Whinegarten wants $23 billion. With the enormous geyser of money we pour into the system every year, will a piddling $23 billion make any difference to performance? Forget about 3,720 to one – not even C-3P0 can calculate those odds.

Delightful schadenfreude bonus: Some mischievous elf in the Journal‘s offices decided to place the Whinegarten piece directly below Daniel Henninger’s column singing the praises of Christo Rey. Are they laying off teachers? I would ask whether they’re likely to hire any of the teachers who got laid off from the public system, but I won’t – because the public system is so dysfunctional it’s more likely to lay off good teachers than bad ones.


Memories of the Way We Were

April 15, 2010

(Guest Post by Matthew Ladner)

Today is tax day, and if you are like me, it is your favorite day to throw a fit about paying them. It’s worth keeping in mind that about half of your state budget winds up going to K-12, and that those K-12 budgets are incredibly bloated by historic standards.

So we used to employ 2.36 teachers for every non-teacher in American public schools. Today, it is close to 1 to 1.

We must be packing students into classrooms like sardines in order to afford this vast legion of non-teachers! Except, um, not so much. That ratio fell despite hiring far more teachers per pupil. And thus we move from an inflation adjusted spending per pupil total of $2,377 in 1950 to over $12,000 per pupil today.

Jay and Greg noted in Education Myths that the notion of a lost golden age of public education is a myth. At least, that is, in terms of academic achievement (best we can tell, it has been flat).

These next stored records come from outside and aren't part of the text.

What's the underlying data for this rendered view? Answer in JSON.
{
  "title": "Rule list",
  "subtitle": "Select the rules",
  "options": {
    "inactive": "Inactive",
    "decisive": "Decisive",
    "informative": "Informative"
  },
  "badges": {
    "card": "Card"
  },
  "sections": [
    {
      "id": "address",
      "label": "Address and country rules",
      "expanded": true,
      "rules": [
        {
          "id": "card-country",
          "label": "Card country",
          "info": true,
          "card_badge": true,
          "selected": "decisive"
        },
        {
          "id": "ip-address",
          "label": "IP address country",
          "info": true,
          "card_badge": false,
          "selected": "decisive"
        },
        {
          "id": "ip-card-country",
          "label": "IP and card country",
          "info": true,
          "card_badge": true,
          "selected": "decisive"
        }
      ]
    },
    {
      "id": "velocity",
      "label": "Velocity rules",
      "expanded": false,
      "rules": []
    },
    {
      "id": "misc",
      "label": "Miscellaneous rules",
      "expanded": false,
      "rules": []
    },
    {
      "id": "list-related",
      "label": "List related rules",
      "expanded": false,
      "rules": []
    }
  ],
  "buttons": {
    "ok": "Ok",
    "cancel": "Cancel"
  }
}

In terms of efficiency however, there was a golden age, and it has indeed been lost.


RTTT… Yawn

March 4, 2010

The Race to the Top finalist states were announced today.  15 states are in the hunt for some portion of $2.3 billion, which is less than one-half of a percent of annual K-12 education spending.  It is rounding error.

The contest may shape state and local education policy debates where something might actually happen, but no one should be fooled into thinking that this money is going to have any significant, direct effect.

But it will certainly keep the chattering class busy with excitement.  My reaction is… Yawn.